One might ask whether THE ZONE OF INTEREST introduces or explores any new perspective on the Holocaust and its very ordinary perpetrators other than the “banality of evil”, Hannah Arendt’s well-known descriptor from her seminal reporting on the trial of Adolf Eichmann, Nazi leader and major architect of the Holocaust. Perhaps it does not. Its horrors – with two exceptions – are all laid bare in the first 20 minutes. The remaining 85 minutes illuminate different facets of wilful blindness and cruelty without giving its characters any out, moment of reckoning, or slide into even deeper depravity. None of these are necessarily detrimental; the last point’s avoidance is wholly to the film’s benefit, a fitting reminder that most human rights abuses and even genocides are enabled by those who claim to be upholding law, order, and the status quo rather than exceptionally evil perpetrators.

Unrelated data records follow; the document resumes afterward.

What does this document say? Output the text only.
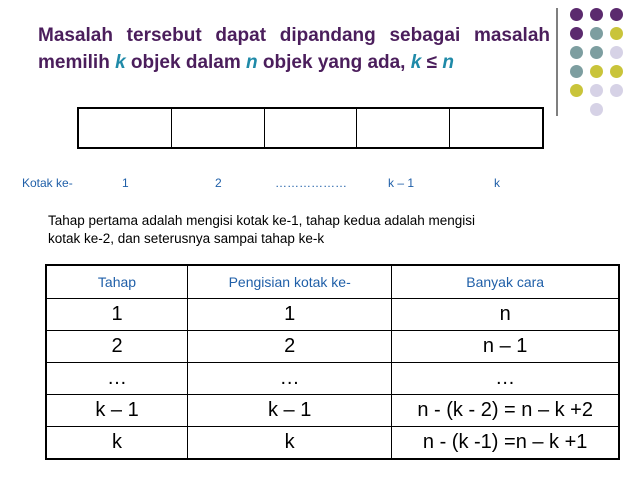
Masalah tersebut dapat dipandang sebagai masalah memilih k objek dalam n objek yang ada, k ≤ n
Kotak ke-	1	2	………………	k – 1	k
Tahap pertama adalah mengisi kotak ke-1, tahap kedua adalah mengisi
kotak ke-2, dan seterusnya sampai tahap ke-k
Tahap	Pengisian kotak ke-	Banyak cara
1	1	n
2	2	n – 1
…	…	…
k – 1	k – 1	n - (k - 2) = n – k +2
k	k	n - (k -1) =n – k +1
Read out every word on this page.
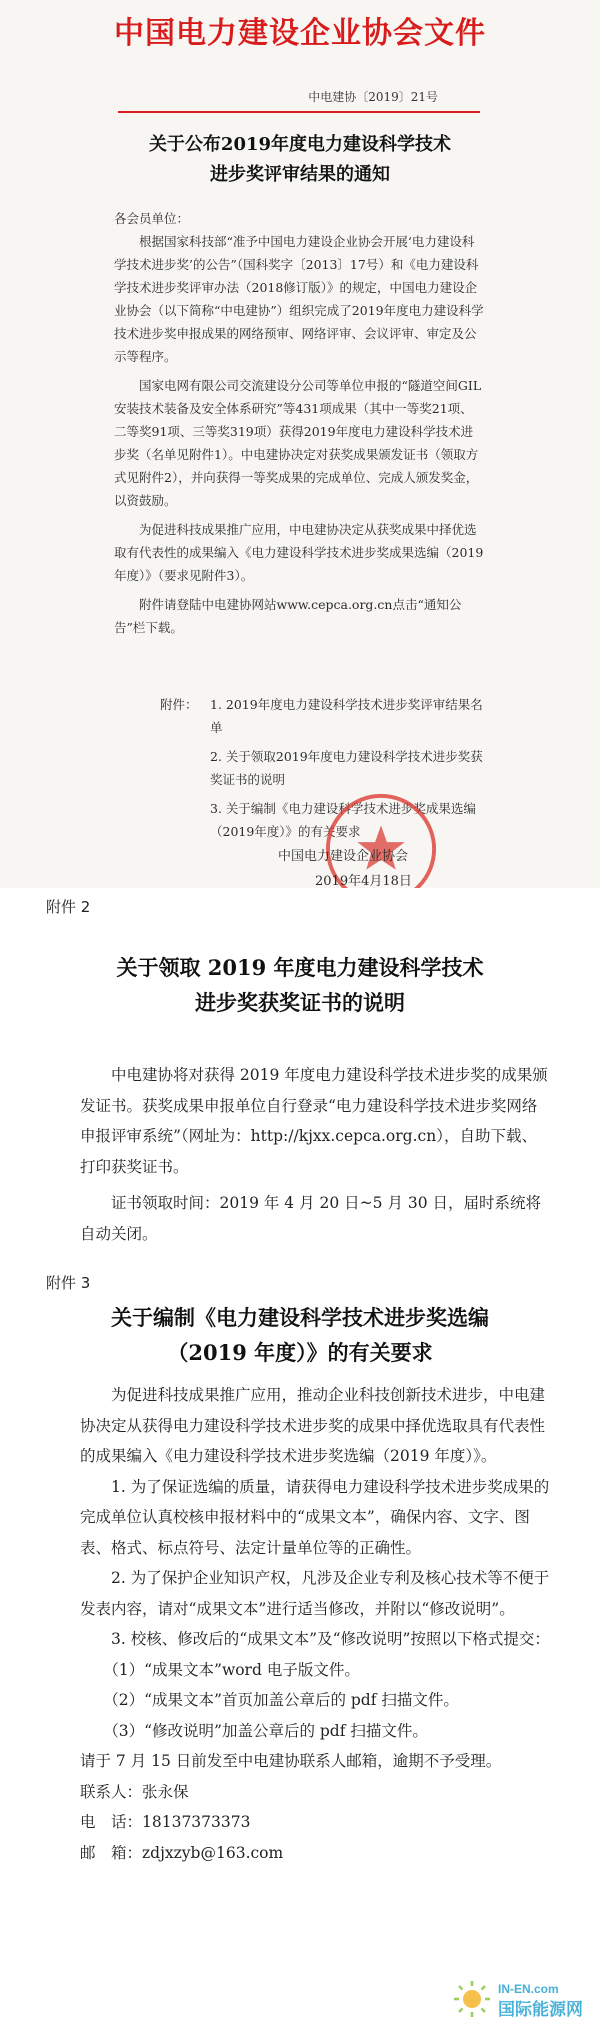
中国电力建设企业协会文件
中电建协〔2019〕21号
关于公布2019年度电力建设科学技术
进步奖评审结果的通知

各会员单位：

根据国家科技部“准予中国电力建设企业协会开展‘电力建设科学技术进步奖’的公告”（国科奖字〔2013〕17号）和《电力建设科学技术进步奖评审办法（2018修订版）》的规定，中国电力建设企业协会（以下简称“中电建协”）组织完成了2019年度电力建设科学技术进步奖申报成果的网络预审、网络评审、会议评审、审定及公示等程序。

国家电网有限公司交流建设分公司等单位申报的“隧道空间GIL安装技术装备及安全体系研究”等431项成果（其中一等奖21项、二等奖91项、三等奖319项）获得2019年度电力建设科学技术进步奖（名单见附件1）。中电建协决定对获奖成果颁发证书（领取方式见附件2），并向获得一等奖成果的完成单位、完成人颁发奖金，以资鼓励。

为促进科技成果推广应用，中电建协决定从获奖成果中择优选取有代表性的成果编入《电力建设科学技术进步奖成果选编（2019年度）》（要求见附件3）。

附件请登陆中电建协网站www.cepca.org.cn点击“通知公告”栏下载。

附件： 1. 2019年度电力建设科学技术进步奖评审结果名单
2. 关于领取2019年度电力建设科学技术进步奖获奖证书的说明
3. 关于编制《电力建设科学技术进步奖成果选编（2019年度）》的有关要求
中国电力建设企业协会
2019年4月18日
附件 2
关于领取 2019 年度电力建设科学技术
进步奖获奖证书的说明

中电建协将对获得 2019 年度电力建设科学技术进步奖的成果颁发证书。获奖成果申报单位自行登录“电力建设科学技术进步奖网络申报评审系统”（网址为：http://kjxx.cepca.org.cn），自助下载、打印获奖证书。

证书领取时间：2019 年 4 月 20 日~5 月 30 日，届时系统将自动关闭。

附件 3
关于编制《电力建设科学技术进步奖选编
（2019 年度）》的有关要求

为促进科技成果推广应用，推动企业科技创新技术进步，中电建协决定从获得电力建设科学技术进步奖的成果中择优选取具有代表性的成果编入《电力建设科学技术进步奖选编（2019 年度）》。

1. 为了保证选编的质量，请获得电力建设科学技术进步奖成果的完成单位认真校核申报材料中的“成果文本”，确保内容、文字、图表、格式、标点符号、法定计量单位等的正确性。

2. 为了保护企业知识产权，凡涉及企业专利及核心技术等不便于发表内容，请对“成果文本”进行适当修改，并附以“修改说明”。

3. 校核、修改后的“成果文本”及“修改说明”按照以下格式提交：

（1）“成果文本”word 电子版文件。

（2）“成果文本”首页加盖公章后的 pdf 扫描文件。

（3）“修改说明”加盖公章后的 pdf 扫描文件。

请于 7 月 15 日前发至中电建协联系人邮箱，逾期不予受理。

联系人：张永保

电　话：18137373373

邮　箱：zdjxzyb@163.com

IN-EN.com
国际能源网
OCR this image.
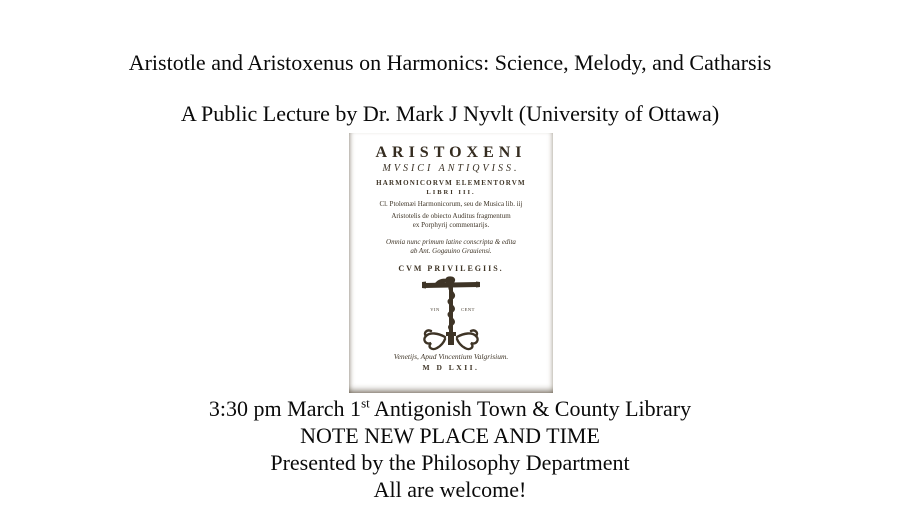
Aristotle and Aristoxenus on Harmonics: Science, Melody, and Catharsis
A Public Lecture by Dr. Mark J Nyvlt (University of Ottawa)
ARISTOXENI
MVSICI ANTIQVISS.
HARMONICORVM ELEMENTORVM
LIBRI III.
Cl. Ptolemæi Harmonicorum, seu de Musica lib. iij
Aristotelis de obiecto Auditus fragmentum
ex Porphyrij commentarijs.
Omnia nunc primum latine conscripta & edita
ab Ant. Gogauino Grauiensi.
CVM PRIVILEGIIS.
VIN	CENT
Venetijs, Apud Vincentium Valgrisium.
M D LXII.
3:30 pm March 1st Antigonish Town & County Library
NOTE NEW PLACE AND TIME
Presented by the Philosophy Department
All are welcome!
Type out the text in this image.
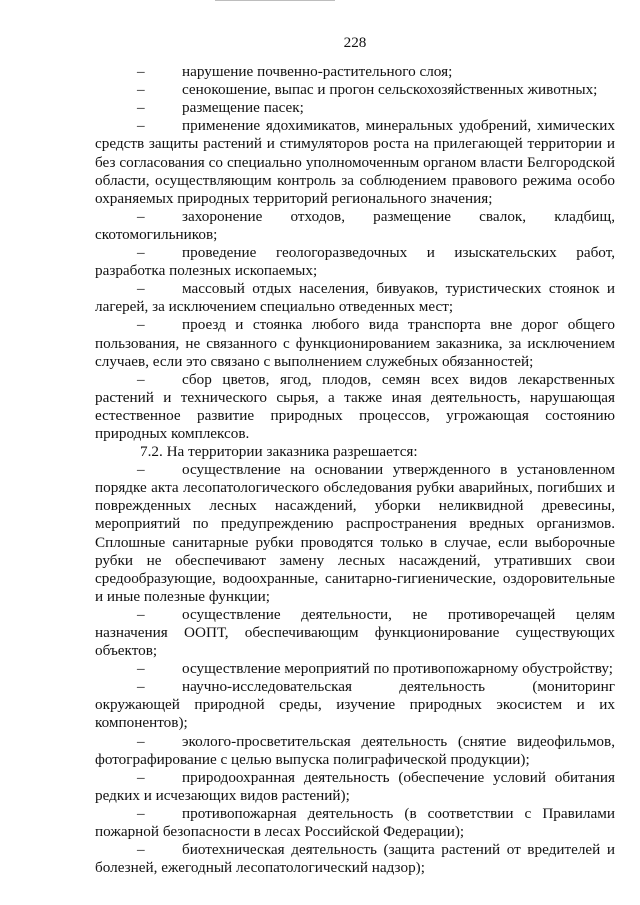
228

– нарушение почвенно-растительного слоя;

– сенокошение, выпас и прогон сельскохозяйственных животных;

– размещение пасек;

– применение ядохимикатов, минеральных удобрений, химических средств защиты растений и стимуляторов роста на прилегающей территории и без согласования со специально уполномоченным органом власти Белгородской области, осуществляющим контроль за соблюдением правового режима особо охраняемых природных территорий регионального значения;

– захоронение отходов, размещение свалок, кладбищ, скотомогильников;

– проведение геологоразведочных и изыскательских работ, разработка полезных ископаемых;

– массовый отдых населения, бивуаков, туристических стоянок и лагерей, за исключением специально отведенных мест;

– проезд и стоянка любого вида транспорта вне дорог общего пользования, не связанного с функционированием заказника, за исключением случаев, если это связано с выполнением служебных обязанностей;

– сбор цветов, ягод, плодов, семян всех видов лекарственных растений и технического сырья, а также иная деятельность, нарушающая естественное развитие природных процессов, угрожающая состоянию природных комплексов.

7.2. На территории заказника разрешается:

– осуществление на основании утвержденного в установленном порядке акта лесопатологического обследования рубки аварийных, погибших и поврежденных лесных насаждений, уборки неликвидной древесины, мероприятий по предупреждению распространения вредных организмов. Сплошные санитарные рубки проводятся только в случае, если выборочные рубки не обеспечивают замену лесных насаждений, утративших свои средообразующие, водоохранные, санитарно-гигиенические, оздоровительные и иные полезные функции;

– осуществление деятельности, не противоречащей целям назначения ООПТ, обеспечивающим функционирование существующих объектов;

– осуществление мероприятий по противопожарному обустройству;

– научно-исследовательская деятельность (мониторинг окружающей природной среды, изучение природных экосистем и их компонентов);

– эколого-просветительская деятельность (снятие видеофильмов, фотографирование с целью выпуска полиграфической продукции);

– природоохранная деятельность (обеспечение условий обитания редких и исчезающих видов растений);

– противопожарная деятельность (в соответствии с Правилами пожарной безопасности в лесах Российской Федерации);

– биотехническая деятельность (защита растений от вредителей и болезней, ежегодный лесопатологический надзор);
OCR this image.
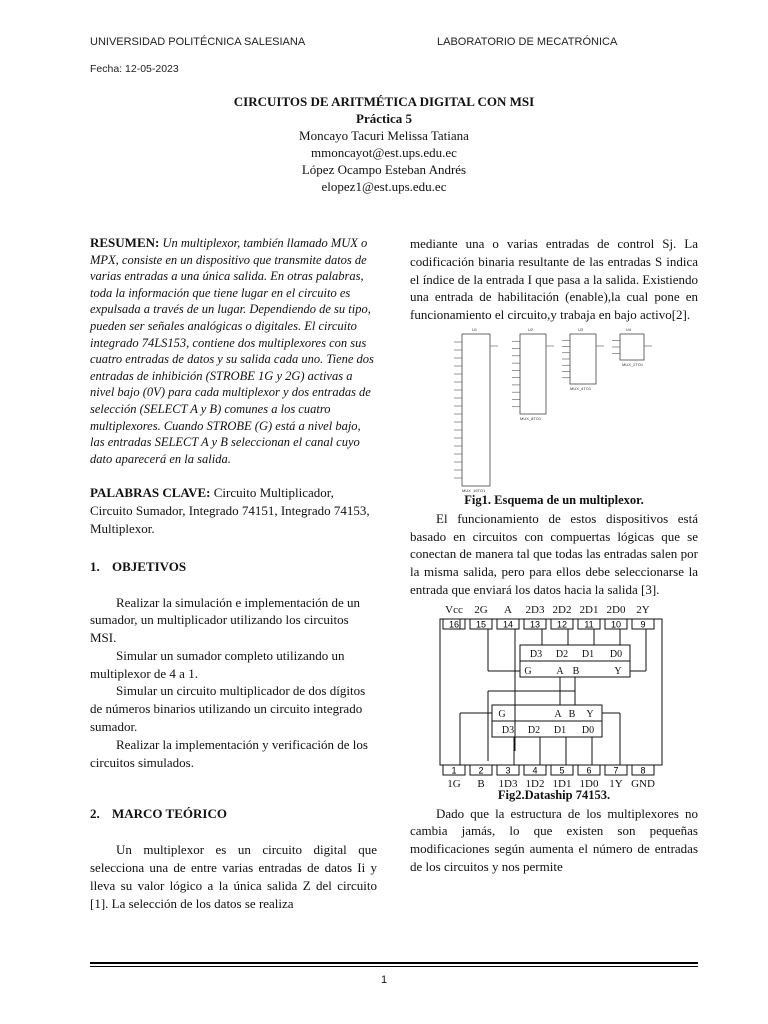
UNIVERSIDAD POLITÉCNICA SALESIANA	LABORATORIO DE MECATRÓNICA
Fecha: 12-05-2023
CIRCUITOS DE ARITMÉTICA DIGITAL CON MSI
Práctica 5
Moncayo Tacuri Melissa Tatiana
mmoncayot@est.ups.edu.ec
López Ocampo Esteban Andrés
elopez1@est.ups.edu.ec
RESUMEN: Un multiplexor, también llamado MUX o MPX, consiste en un dispositivo que transmite datos de varias entradas a una única salida. En otras palabras, toda la información que tiene lugar en el circuito es expulsada a través de un lugar. Dependiendo de su tipo, pueden ser señales analógicas o digitales. El circuito integrado 74LS153, contiene dos multiplexores con sus cuatro entradas de datos y su salida cada uno. Tiene dos entradas de inhibición (STROBE 1G y 2G) activas a nivel bajo (0V) para cada multiplexor y dos entradas de selección (SELECT A y B) comunes a los cuatro multiplexores. Cuando STROBE (G) está a nivel bajo, las entradas SELECT A y B seleccionan el canal cuyo dato aparecerá en la salida.
PALABRAS CLAVE: Circuito Multiplicador, Circuito Sumador, Integrado 74151, Integrado 74153, Multiplexor.
1. OBJETIVOS

Realizar la simulación e implementación de un sumador, un multiplicador utilizando los circuitos MSI.

Simular un sumador completo utilizando un multiplexor de 4 a 1.

Simular un circuito multiplicador de dos dígitos de números binarios utilizando un circuito integrado sumador.

Realizar la implementación y verificación de los circuitos simulados.

2. MARCO TEÓRICO

Un multiplexor es un circuito digital que selecciona una de entre varias entradas de datos Ii y lleva su valor lógico a la única salida Z del circuito [1]. La selección de los datos se realiza

mediante una o varias entradas de control Sj. La codificación binaria resultante de las entradas S indica el índice de la entrada I que pasa a la salida. Existiendo una entrada de habilitación (enable),la cual pone en funcionamiento el circuito,y trabaja en bajo activo[2].

U1	U2	U3	U4
MUX_16TO1
MUX_8TO1
MUX_4TO1
MUX_2TO1
Fig1. Esquema de un multiplexor.

El funcionamiento de estos dispositivos está basado en circuitos con compuertas lógicas que se conectan de manera tal que todas las entradas salen por la misma salida, pero para ellos debe seleccionarse la entrada que enviará los datos hacia la salida [3].

Vcc 2G A 2D3 2D2 2D1 2D0 2Y
16 15 14 13 12 11 10 9
1 2 3 4 5 6 7 8
D3 D2 D1 D0
G A B	Y
G	A B Y
D3 D2 D1 D0
1G B 1D3 1D2 1D1 1D0 1Y GND
Fig2.Dataship 74153.

Dado que la estructura de los multiplexores no cambia jamás, lo que existen son pequeñas modificaciones según aumenta el número de entradas de los circuitos y nos permite

1
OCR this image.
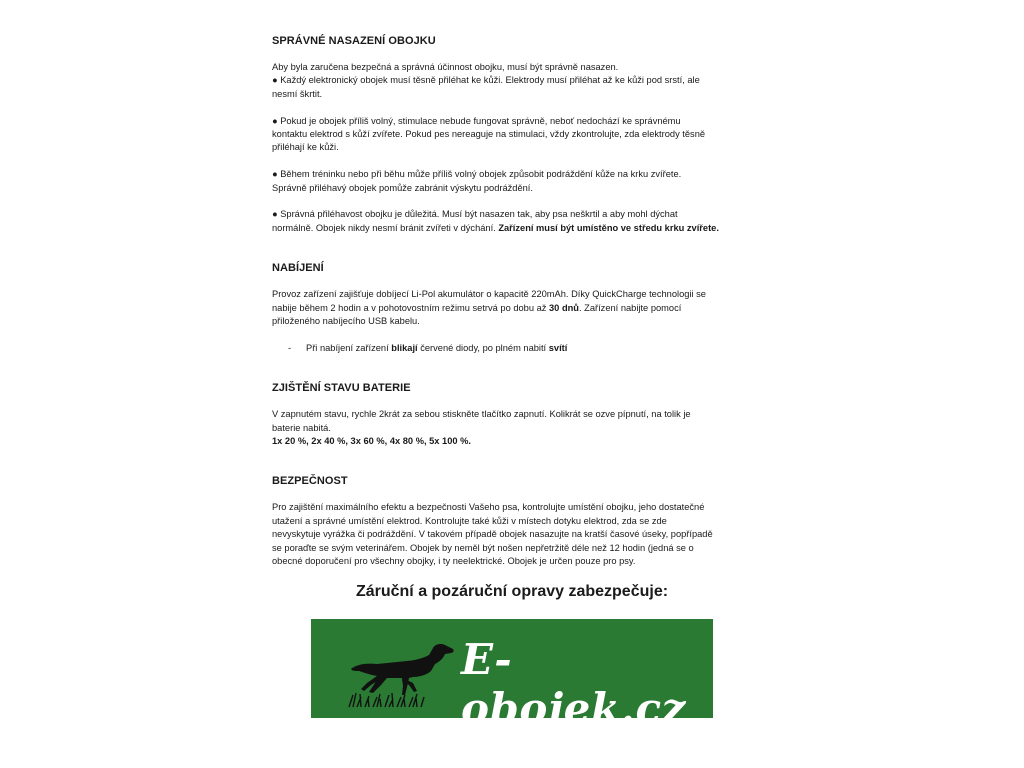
SPRÁVNÉ NASAZENÍ OBOJKU

Aby byla zaručena bezpečná a správná účinnost obojku, musí být správně nasazen.

● Každý elektronický obojek musí těsně přiléhat ke kůži. Elektrody musí přiléhat až ke kůži pod srstí, ale

nesmí škrtit.

● Pokud je obojek příliš volný, stimulace nebude fungovat správně, neboť nedochází ke správnému

kontaktu elektrod s kůží zvířete. Pokud pes nereaguje na stimulaci, vždy zkontrolujte, zda elektrody těsně

přiléhají ke kůži.

● Během tréninku nebo při běhu může příliš volný obojek způsobit podráždění kůže na krku zvířete.

Správně přiléhavý obojek pomůže zabránit výskytu podráždění.

● Správná přiléhavost obojku je důležitá. Musí být nasazen tak, aby psa neškrtil a aby mohl dýchat

normálně. Obojek nikdy nesmí bránit zvířeti v dýchání. Zařízení musí být umístěno ve středu krku zvířete.

NABÍJENÍ

Provoz zařízení zajišťuje dobíjecí Li-Pol akumulátor o kapacitě 220mAh. Díky QuickCharge technologii se

nabije během 2 hodin a v pohotovostním režimu setrvá po dobu až 30 dnů. Zařízení nabijte pomocí

přiloženého nabíjecího USB kabelu.

-	Při nabíjení zařízení blikají červené diody, po plném nabití svítí
ZJIŠTĚNÍ STAVU BATERIE

V zapnutém stavu, rychle 2krát za sebou stiskněte tlačítko zapnutí. Kolikrát se ozve pípnutí, na tolik je

baterie nabitá.

1x 20 %, 2x 40 %, 3x 60 %, 4x 80 %, 5x 100 %.

BEZPEČNOST

Pro zajištění maximálního efektu a bezpečnosti Vašeho psa, kontrolujte umístění obojku, jeho dostatečné

utažení a správné umístění elektrod. Kontrolujte také kůži v místech dotyku elektrod, zda se zde

nevyskytuje vyrážka či podráždění. V takovém případě obojek nasazujte na kratší časové úseky, popřípadě

se poraďte se svým veterinářem. Obojek by neměl být nošen nepřetržitě déle než 12 hodin (jedná se o

obecné doporučení pro všechny obojky, i ty neelektrické. Obojek je určen pouze pro psy.

Záruční a pozáruční opravy zabezpečuje:
E-obojek.cz
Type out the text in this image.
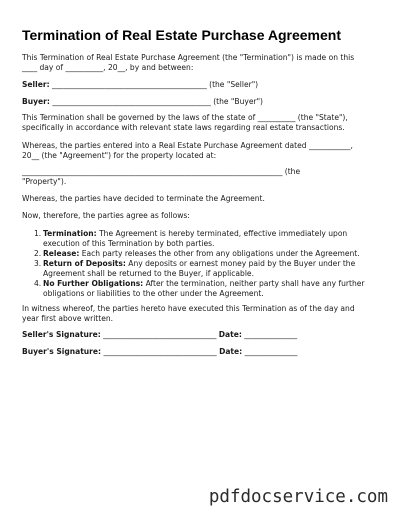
Termination of Real Estate Purchase Agreement
This Termination of Real Estate Purchase Agreement (the "Termination") is made on this
____ day of __________, 20__, by and between:
Seller: _________________________________________ (the "Seller")
Buyer: __________________________________________ (the "Buyer")
This Termination shall be governed by the laws of the state of __________ (the "State"),
specifically in accordance with relevant state laws regarding real estate transactions.
Whereas, the parties entered into a Real Estate Purchase Agreement dated ___________,
20__ (the "Agreement") for the property located at:
_____________________________________________________________________ (the
"Property").
Whereas, the parties have decided to terminate the Agreement.
Now, therefore, the parties agree as follows:
1. Termination: The Agreement is hereby terminated, effective immediately upon
execution of this Termination by both parties.
2. Release: Each party releases the other from any obligations under the Agreement.
3. Return of Deposits: Any deposits or earnest money paid by the Buyer under the
Agreement shall be returned to the Buyer, if applicable.
4. No Further Obligations: After the termination, neither party shall have any further
obligations or liabilities to the other under the Agreement.
In witness whereof, the parties hereto have executed this Termination as of the day and
year first above written.
Seller's Signature: ______________________________ Date: ______________
Buyer's Signature: ______________________________ Date: ______________
pdfdocservice.com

Even if THE ZONE OF INTEREST does not add nuance or a new perspective to the conversation, its unflinching contrast of the everyday and unspeakable – and, in the final minutes, how we rationalise both in historical memory – lingers long in the mind. While not fully avoiding the inherent inability and exploitation of portraying an atrocity on the scale of the Holocaust, it rigorously presents the perpetrators with distance while denying the audience an escape.